Dealing with Residential School:
by Elizabeth Bear I was sent to residential school in 1958 when I was six, and would continue to return every September until 1968. During that ten years, I was with my parents for twenty months. That's less than two years. The only reason I was able to get away from Guy Indian Residential School was because I was expelled for my bad behaviour.
Please read my story with the understanding that I am now an adult using healthy corrective resources in my healing process. Also visualize my experiences as the child that I was. My intentions are to help you understand me. I have had to include the past with my present experiences as part of my history that needs to be healed and I have to deal with the four aspects of my being--physical, emotional, mental, and spiritual--and how they were affected by violence throughout my life. My first year at the residential school included myself and two hundred other girls. There was absolutely no room for taking care of an individual's needs. I would experience feeling lonely and abandoned by everyone. I really missed my family and wanted to be with them. I would often cry and be told by the nuns that I "should not cry," that crying made me "a weak person." I would witness other girls going through the same experience and some would be punished for their crying. I would see them getting the strap on their bands and told that they now had reason to cry. My PHYSICAL SELF would be hurt so many times throughout the years. I cannot even begin to tell how many times. I learned to ignore the physical punishments that caused my physical pain. As I would be getting strapped I learned how to take myself away. I would stare straight ahead and imagine I was in the forest collecting flowers or watching a mother deer taking care of her fawn, her baby. This was my survival skill to deal with physical pain. My EMOTIONAL SELF was then affected and I learned not to cry.
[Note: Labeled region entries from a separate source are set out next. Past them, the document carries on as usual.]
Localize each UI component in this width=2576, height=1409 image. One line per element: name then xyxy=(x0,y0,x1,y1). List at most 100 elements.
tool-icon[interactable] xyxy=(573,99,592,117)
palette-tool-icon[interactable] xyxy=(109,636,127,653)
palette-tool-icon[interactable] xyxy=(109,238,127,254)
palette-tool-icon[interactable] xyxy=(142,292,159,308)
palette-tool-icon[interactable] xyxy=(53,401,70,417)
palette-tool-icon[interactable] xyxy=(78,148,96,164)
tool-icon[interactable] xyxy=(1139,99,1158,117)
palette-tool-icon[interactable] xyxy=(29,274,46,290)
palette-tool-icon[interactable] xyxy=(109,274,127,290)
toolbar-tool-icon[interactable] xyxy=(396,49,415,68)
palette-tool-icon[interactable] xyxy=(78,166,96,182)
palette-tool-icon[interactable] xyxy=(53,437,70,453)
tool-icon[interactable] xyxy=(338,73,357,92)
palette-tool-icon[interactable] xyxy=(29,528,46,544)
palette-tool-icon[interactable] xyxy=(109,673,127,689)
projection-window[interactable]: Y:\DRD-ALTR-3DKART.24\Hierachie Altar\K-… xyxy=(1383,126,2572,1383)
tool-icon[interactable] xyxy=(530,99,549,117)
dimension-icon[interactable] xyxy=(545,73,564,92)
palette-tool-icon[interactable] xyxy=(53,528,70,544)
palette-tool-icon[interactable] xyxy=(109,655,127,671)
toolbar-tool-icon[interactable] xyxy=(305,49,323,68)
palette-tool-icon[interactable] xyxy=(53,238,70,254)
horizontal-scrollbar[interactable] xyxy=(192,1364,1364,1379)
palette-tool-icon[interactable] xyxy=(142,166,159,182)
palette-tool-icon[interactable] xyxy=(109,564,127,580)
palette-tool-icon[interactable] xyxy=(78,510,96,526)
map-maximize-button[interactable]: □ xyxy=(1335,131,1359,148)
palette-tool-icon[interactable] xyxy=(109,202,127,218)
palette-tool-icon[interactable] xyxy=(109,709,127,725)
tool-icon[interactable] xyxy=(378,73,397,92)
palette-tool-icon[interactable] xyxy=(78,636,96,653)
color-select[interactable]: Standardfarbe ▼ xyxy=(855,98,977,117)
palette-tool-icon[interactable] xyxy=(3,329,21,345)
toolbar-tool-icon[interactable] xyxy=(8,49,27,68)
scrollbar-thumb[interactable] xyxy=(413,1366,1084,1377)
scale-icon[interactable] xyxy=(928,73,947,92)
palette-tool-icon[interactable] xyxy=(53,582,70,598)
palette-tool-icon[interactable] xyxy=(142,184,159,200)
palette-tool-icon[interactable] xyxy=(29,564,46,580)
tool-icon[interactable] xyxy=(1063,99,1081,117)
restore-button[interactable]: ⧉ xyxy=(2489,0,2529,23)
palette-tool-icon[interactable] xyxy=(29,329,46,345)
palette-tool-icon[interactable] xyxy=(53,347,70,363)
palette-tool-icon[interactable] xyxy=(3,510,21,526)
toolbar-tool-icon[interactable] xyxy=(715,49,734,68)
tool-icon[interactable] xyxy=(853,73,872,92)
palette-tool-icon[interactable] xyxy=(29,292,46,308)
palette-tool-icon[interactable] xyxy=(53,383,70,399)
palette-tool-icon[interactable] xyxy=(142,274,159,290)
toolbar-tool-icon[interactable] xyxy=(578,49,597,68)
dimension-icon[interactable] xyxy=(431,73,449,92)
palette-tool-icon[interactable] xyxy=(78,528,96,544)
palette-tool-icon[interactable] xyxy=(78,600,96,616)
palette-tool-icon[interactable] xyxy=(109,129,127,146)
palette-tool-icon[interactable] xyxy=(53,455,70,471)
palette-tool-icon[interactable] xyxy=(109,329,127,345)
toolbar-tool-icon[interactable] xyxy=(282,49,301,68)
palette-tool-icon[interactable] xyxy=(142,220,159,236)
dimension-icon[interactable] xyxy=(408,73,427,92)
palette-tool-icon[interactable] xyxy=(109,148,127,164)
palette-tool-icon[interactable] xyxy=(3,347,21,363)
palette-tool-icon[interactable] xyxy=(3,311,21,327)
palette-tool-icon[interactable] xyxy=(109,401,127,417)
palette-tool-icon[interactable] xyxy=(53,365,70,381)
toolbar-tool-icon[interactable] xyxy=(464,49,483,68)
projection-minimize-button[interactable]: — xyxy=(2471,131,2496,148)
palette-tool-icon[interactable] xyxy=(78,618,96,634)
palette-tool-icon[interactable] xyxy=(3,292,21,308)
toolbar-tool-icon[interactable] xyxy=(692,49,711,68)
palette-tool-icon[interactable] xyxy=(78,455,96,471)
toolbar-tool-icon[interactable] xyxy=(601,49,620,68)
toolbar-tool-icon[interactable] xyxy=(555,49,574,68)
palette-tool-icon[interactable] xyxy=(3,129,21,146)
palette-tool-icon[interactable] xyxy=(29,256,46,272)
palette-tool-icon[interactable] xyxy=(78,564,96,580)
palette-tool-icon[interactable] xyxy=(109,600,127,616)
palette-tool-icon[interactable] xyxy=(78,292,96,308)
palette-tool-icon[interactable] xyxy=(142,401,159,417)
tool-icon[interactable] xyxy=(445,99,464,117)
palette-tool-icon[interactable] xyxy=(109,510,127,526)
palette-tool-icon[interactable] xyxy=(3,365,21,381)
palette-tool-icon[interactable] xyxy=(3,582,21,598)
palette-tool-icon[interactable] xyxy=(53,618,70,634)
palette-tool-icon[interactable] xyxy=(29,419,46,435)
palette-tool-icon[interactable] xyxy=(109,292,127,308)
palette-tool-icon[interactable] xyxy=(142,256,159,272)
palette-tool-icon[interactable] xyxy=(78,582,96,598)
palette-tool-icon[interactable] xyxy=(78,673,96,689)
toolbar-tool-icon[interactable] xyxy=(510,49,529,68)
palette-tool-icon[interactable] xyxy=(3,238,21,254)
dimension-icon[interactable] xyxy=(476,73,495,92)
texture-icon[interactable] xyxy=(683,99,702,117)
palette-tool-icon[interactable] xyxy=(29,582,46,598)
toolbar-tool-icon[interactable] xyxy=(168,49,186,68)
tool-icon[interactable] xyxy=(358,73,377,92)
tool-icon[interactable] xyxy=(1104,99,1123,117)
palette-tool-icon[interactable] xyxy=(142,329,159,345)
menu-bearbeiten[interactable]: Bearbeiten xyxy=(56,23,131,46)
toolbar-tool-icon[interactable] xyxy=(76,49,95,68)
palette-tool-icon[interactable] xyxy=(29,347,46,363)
Later in my adult life I would still not cry and for that was emotionally crippled and would convince people that I was tough would not let anyone know that my feelings were hurt either by their actions or words but I would then hurt them back with my actions or words and mostly in words because I knew that it would have a longer lasting effect on them. Now, how did I know that? I experienced physical, emotional and verbal abuse repeatedly in the residential school system and I learned this as a child; as an adult I used it in a negative manner because I was hurting inside.